Updating bribery, fraud laws on the agenda
Attorney-General Trevor Moniz aims to modernise Bermuda's dated bribery and fraud laws when the House of Assembly resumes in November.
Mr Moniz attended a conference from September 20-22 in the Turks and Caicos Islands alongside his counterparts from other Overseas Territories and Crown Dependencies.
A variety of topics were discussed at the conference, also featuring UK Solicitor-General Robert Buckland, relating to the rule of law and administration of justice in the OTs.
Mr Moniz said that he hoped to bring Bermuda into line with the United Nations' Convention Against Corruption and the Organisation for Economic Co-operation and Development's Anti-Bribery Convention. “Our bribery and fraud laws are very old and outdated. We're trying to bring them up to modern standards, so we can comply with these conventions and have them extended to Bermuda,” he told The Royal Gazette.
Mental health legislation in the OTs was also discussed at the conference, again aiming to reform antiquated laws as well as ending the use of prisons as safe havens for those with mental health conditions.

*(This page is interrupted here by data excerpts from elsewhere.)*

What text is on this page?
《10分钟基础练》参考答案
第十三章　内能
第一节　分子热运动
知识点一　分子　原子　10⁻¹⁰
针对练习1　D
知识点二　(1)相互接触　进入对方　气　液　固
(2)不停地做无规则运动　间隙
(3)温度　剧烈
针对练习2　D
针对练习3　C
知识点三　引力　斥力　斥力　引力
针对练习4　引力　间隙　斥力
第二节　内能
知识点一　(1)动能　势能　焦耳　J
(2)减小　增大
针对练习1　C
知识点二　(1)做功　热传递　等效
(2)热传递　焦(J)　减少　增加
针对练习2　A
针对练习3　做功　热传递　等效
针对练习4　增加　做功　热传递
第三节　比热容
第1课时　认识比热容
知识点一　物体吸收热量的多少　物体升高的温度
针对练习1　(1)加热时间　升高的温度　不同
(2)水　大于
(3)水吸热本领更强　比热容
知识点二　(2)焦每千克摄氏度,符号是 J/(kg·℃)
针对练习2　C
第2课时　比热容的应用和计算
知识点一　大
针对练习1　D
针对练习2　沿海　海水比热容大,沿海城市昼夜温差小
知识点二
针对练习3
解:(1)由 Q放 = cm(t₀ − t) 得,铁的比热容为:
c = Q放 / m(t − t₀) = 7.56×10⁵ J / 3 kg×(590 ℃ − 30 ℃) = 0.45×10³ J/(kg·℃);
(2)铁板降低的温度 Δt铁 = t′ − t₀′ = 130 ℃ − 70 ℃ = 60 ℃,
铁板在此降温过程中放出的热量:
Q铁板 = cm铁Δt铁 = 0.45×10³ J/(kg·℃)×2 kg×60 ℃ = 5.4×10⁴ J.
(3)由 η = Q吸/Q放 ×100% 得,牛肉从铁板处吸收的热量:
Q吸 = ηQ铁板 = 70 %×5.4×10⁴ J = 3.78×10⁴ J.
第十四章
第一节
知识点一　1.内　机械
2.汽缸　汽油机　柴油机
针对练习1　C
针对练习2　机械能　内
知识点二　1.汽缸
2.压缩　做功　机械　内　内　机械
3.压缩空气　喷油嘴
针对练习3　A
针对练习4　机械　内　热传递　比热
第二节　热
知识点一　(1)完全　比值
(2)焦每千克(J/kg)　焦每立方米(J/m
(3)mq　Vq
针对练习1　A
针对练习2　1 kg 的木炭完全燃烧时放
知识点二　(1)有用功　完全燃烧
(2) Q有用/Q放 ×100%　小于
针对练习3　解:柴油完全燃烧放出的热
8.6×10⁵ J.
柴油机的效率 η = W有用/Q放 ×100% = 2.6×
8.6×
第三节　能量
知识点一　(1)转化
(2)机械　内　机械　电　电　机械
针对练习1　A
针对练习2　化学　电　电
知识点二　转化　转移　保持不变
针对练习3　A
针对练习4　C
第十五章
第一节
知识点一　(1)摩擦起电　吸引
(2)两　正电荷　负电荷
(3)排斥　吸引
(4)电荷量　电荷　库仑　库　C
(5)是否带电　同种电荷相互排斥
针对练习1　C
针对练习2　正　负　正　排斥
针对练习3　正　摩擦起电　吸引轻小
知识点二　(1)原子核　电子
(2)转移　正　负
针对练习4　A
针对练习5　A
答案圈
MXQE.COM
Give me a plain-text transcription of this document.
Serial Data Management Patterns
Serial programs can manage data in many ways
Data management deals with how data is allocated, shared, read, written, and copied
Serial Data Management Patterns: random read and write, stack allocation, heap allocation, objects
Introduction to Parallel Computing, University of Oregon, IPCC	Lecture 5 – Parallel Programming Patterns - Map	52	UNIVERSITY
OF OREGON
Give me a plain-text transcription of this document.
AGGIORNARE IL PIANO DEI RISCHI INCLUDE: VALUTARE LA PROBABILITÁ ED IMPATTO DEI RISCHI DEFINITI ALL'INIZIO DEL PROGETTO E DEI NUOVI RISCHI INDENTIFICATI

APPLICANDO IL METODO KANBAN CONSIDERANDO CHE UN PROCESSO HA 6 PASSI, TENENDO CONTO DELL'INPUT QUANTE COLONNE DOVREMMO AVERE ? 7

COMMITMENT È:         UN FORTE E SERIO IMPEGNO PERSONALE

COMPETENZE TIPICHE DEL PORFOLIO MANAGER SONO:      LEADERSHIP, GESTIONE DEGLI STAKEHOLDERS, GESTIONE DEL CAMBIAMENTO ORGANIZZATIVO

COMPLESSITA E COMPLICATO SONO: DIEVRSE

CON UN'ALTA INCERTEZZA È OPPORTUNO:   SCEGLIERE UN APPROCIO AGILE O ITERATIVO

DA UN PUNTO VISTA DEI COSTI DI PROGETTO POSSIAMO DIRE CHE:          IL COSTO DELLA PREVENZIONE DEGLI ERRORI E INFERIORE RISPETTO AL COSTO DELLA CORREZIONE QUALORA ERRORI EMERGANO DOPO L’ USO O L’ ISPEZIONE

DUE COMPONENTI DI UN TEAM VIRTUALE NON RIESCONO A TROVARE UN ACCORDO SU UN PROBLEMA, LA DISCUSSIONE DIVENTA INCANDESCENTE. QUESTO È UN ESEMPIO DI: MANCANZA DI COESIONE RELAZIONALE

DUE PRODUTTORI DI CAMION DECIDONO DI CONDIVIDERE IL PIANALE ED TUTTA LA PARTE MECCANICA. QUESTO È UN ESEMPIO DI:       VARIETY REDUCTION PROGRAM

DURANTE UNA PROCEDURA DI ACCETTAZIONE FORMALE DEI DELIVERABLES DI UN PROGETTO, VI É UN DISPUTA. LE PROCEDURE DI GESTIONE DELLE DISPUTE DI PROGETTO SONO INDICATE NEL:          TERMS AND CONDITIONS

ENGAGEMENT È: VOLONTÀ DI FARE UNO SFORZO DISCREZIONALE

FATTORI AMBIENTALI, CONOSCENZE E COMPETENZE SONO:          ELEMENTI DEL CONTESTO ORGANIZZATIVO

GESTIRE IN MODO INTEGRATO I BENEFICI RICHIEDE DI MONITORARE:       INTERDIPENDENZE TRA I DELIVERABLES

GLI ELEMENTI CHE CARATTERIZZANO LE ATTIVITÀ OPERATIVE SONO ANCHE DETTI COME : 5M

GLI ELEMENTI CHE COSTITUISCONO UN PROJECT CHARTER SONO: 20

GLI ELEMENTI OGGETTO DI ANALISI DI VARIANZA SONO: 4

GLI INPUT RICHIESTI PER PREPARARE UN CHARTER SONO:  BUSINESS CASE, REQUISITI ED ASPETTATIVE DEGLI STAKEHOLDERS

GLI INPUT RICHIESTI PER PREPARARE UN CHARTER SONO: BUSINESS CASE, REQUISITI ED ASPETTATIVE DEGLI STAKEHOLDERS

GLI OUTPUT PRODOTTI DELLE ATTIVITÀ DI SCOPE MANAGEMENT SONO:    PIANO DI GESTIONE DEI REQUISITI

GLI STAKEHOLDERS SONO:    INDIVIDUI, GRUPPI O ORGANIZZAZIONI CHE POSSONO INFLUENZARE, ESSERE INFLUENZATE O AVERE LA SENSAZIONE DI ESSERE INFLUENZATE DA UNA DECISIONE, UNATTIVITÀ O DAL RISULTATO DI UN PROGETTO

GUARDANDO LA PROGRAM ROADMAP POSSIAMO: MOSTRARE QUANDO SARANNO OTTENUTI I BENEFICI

“We don't have a top-class psychiatric unit,” Mr Moniz said. “We need one, but it's more economically feasible in larger jurisdictions.
“It's a problem of scale, and we're seeking answers to that.”
Regarding the UN Convention for the Elimination of Discrimination Against Women, the Attorney-General said there was “no major problem” in Bermudian law to prevent it from being extended to the island.
“There may be one or two small areas where we have to tweak the legislation, and that's in process,” he added.
Child safeguarding, human rights and government procurement were among the other issues discussed at the 25th Conference of Attorneys-General from UK Overseas Territories and Crown Dependencies, which looks likely to be held in Bermuda next year.
Mr Buckland also welcomed developments in legislation for same-sex marriage in St Helena, the British Antarctic Territory, Jersey and Guernsey.
Mr Moniz admitted that Bermuda has had its “struggles” finding a satisfactory route to extend mandated legal rights to same-sex couples.
“We have an obligation under the European Convention to establish a legal framework for same-sex partners,” the Attorney-General said.
“We have not done that, not for a lack of trying, because we haven't been able to get anything through the House of Assembly. It's a work-in-progress for us.”